Out of 50 polling stations in Bangkok, Thailand's capital, only seven remained open as of 11 a.m. local time, while in 15 southern provinces, most people were unable to cast a vote due to anti-government protesters' efforts to block and disrupt.
Suthin Tharathin, a core leader of anti-government protests, was shot dead on Sunday in Bangkok.
"While we do not take sides in the political dispute and strongly support freedom of expression and the right to peaceful protest, preventing citizens from voting violates their universal rights and is inconsistent with democratic values," Psaki said.

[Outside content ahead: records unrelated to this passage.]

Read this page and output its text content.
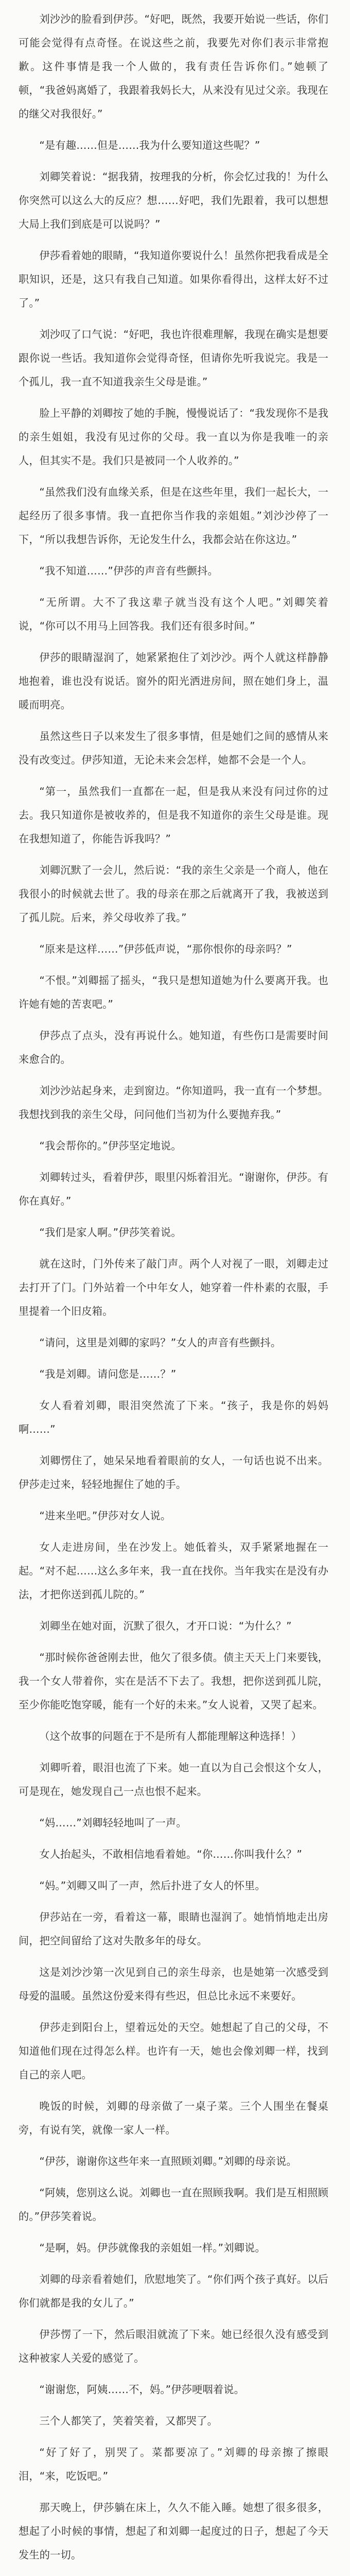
刘沙沙的脸看到伊莎。“好吧，既然，我要开始说一些话，你们可能会觉得有点奇怪。在说这些之前，我要先对你们表示非常抱歉。这件事情是我一个人做的，我有责任告诉你们。”她顿了顿，“我爸妈离婚了，我跟着我妈长大，从来没有见过父亲。我现在的继父对我很好。”

“是有趣……但是……我为什么要知道这些呢？”

刘卿笑着说：“据我猜，按理我的分析，你会忆过我的！为什么你突然可以这么大的反应？想……好吧，我们先跟着，我可以想想大局上我们到底是可以说吗？”

伊莎看着她的眼睛，“我知道你要说什么！虽然你把我看成是全职知识，还是，这只有我自己知道。如果你看得出，这样太好不过了。”

刘沙叹了口气说：“好吧，我也许很难理解，我现在确实是想要跟你说一些话。我知道你会觉得奇怪，但请你先听我说完。我是一个孤儿，我一直不知道我亲生父母是谁。”

脸上平静的刘卿按了她的手腕，慢慢说话了：“我发现你不是我的亲生姐姐，我没有见过你的父母。我一直以为你是我唯一的亲人，但其实不是。我们只是被同一个人收养的。”

“虽然我们没有血缘关系，但是在这些年里，我们一起长大，一起经历了很多事情。我一直把你当作我的亲姐姐。”刘沙沙停了一下，“所以我想告诉你，无论发生什么，我都会站在你这边。”

“我不知道……”伊莎的声音有些颤抖。

“无所谓。大不了我这辈子就当没有这个人吧。”刘卿笑着说，“你可以不用马上回答我。我们还有很多时间。”

伊莎的眼睛湿润了，她紧紧抱住了刘沙沙。两个人就这样静静地抱着，谁也没有说话。窗外的阳光洒进房间，照在她们身上，温暖而明亮。

虽然这些日子以来发生了很多事情，但是她们之间的感情从来没有改变过。伊莎知道，无论未来会怎样，她都不会是一个人。

“第一，虽然我们一直都在一起，但是我从来没有问过你的过去。我只知道你是被收养的，但是我不知道你的亲生父母是谁。现在我想知道了，你能告诉我吗？”

刘卿沉默了一会儿，然后说：“我的亲生父亲是一个商人，他在我很小的时候就去世了。我的母亲在那之后就离开了我，我被送到了孤儿院。后来，养父母收养了我。”

“原来是这样……”伊莎低声说，“那你恨你的母亲吗？”

“不恨。”刘卿摇了摇头，“我只是想知道她为什么要离开我。也许她有她的苦衷吧。”

伊莎点了点头，没有再说什么。她知道，有些伤口是需要时间来愈合的。

刘沙沙站起身来，走到窗边。“你知道吗，我一直有一个梦想。我想找到我的亲生父母，问问他们当初为什么要抛弃我。”

“我会帮你的。”伊莎坚定地说。

刘卿转过头，看着伊莎，眼里闪烁着泪光。“谢谢你，伊莎。有你在真好。”

“我们是家人啊。”伊莎笑着说。

就在这时，门外传来了敲门声。两个人对视了一眼，刘卿走过去打开了门。门外站着一个中年女人，她穿着一件朴素的衣服，手里提着一个旧皮箱。

“请问，这里是刘卿的家吗？”女人的声音有些颤抖。

“我是刘卿。请问您是……？”

女人看着刘卿，眼泪突然流了下来。“孩子，我是你的妈妈啊……”

刘卿愣住了，她呆呆地看着眼前的女人，一句话也说不出来。伊莎走过来，轻轻地握住了她的手。

“进来坐吧。”伊莎对女人说。

女人走进房间，坐在沙发上。她低着头，双手紧紧地握在一起。“对不起……这么多年来，我一直在找你。当年我实在是没有办法，才把你送到孤儿院的。”

刘卿坐在她对面，沉默了很久，才开口说：“为什么？”

“那时候你爸爸刚去世，他欠了很多债。债主天天上门来要钱，我一个女人带着你，实在是活不下去了。我想，把你送到孤儿院，至少你能吃饱穿暖，能有一个好的未来。”女人说着，又哭了起来。

（这个故事的问题在于不是所有人都能理解这种选择！）

刘卿听着，眼泪也流了下来。她一直以为自己会恨这个女人，可是现在，她发现自己一点也恨不起来。

“妈……”刘卿轻轻地叫了一声。

女人抬起头，不敢相信地看着她。“你……你叫我什么？”

“妈。”刘卿又叫了一声，然后扑进了女人的怀里。

伊莎站在一旁，看着这一幕，眼睛也湿润了。她悄悄地走出房间，把空间留给了这对失散多年的母女。

这是刘沙沙第一次见到自己的亲生母亲，也是她第一次感受到母爱的温暖。虽然这份爱来得有些迟，但总比永远不来要好。

伊莎走到阳台上，望着远处的天空。她想起了自己的父母，不知道他们现在过得怎么样。也许有一天，她也会像刘卿一样，找到自己的亲人吧。

晚饭的时候，刘卿的母亲做了一桌子菜。三个人围坐在餐桌旁，有说有笑，就像一家人一样。

“伊莎，谢谢你这些年来一直照顾刘卿。”刘卿的母亲说。

“阿姨，您别这么说。刘卿也一直在照顾我啊。我们是互相照顾的。”伊莎笑着说。

“是啊，妈。伊莎就像我的亲姐姐一样。”刘卿说。

刘卿的母亲看着她们，欣慰地笑了。“你们两个孩子真好。以后你们就都是我的女儿了。”

伊莎愣了一下，然后眼泪就流了下来。她已经很久没有感受到这种被家人关爱的感觉了。

“谢谢您，阿姨……不，妈。”伊莎哽咽着说。

三个人都笑了，笑着笑着，又都哭了。

“好了好了，别哭了。菜都要凉了。”刘卿的母亲擦了擦眼泪，“来，吃饭吧。”

那天晚上，伊莎躺在床上，久久不能入睡。她想了很多很多，想起了小时候的事情，想起了和刘卿一起度过的日子，想起了今天发生的一切。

"We reiterate our call for all sides to refrain from violence, exercise restraint, and commit to sincere dialogue to resolve political differences peacefully and democratically," she added.
Thai Prime Minister Yingluck Shinawatra could delay the election she has called for Feb. 2, as a Constitutional Court ruled on Friday in favor of a delay.
The government declared a 60-day state of emergency, effective from Wednesday, as part of its efforts to curb ongoing protests that started in October following the passage of a government-backed amnesty bill that could have led to the return of Thaksin Shinawatra, the former prime minister and Yingluck's brother.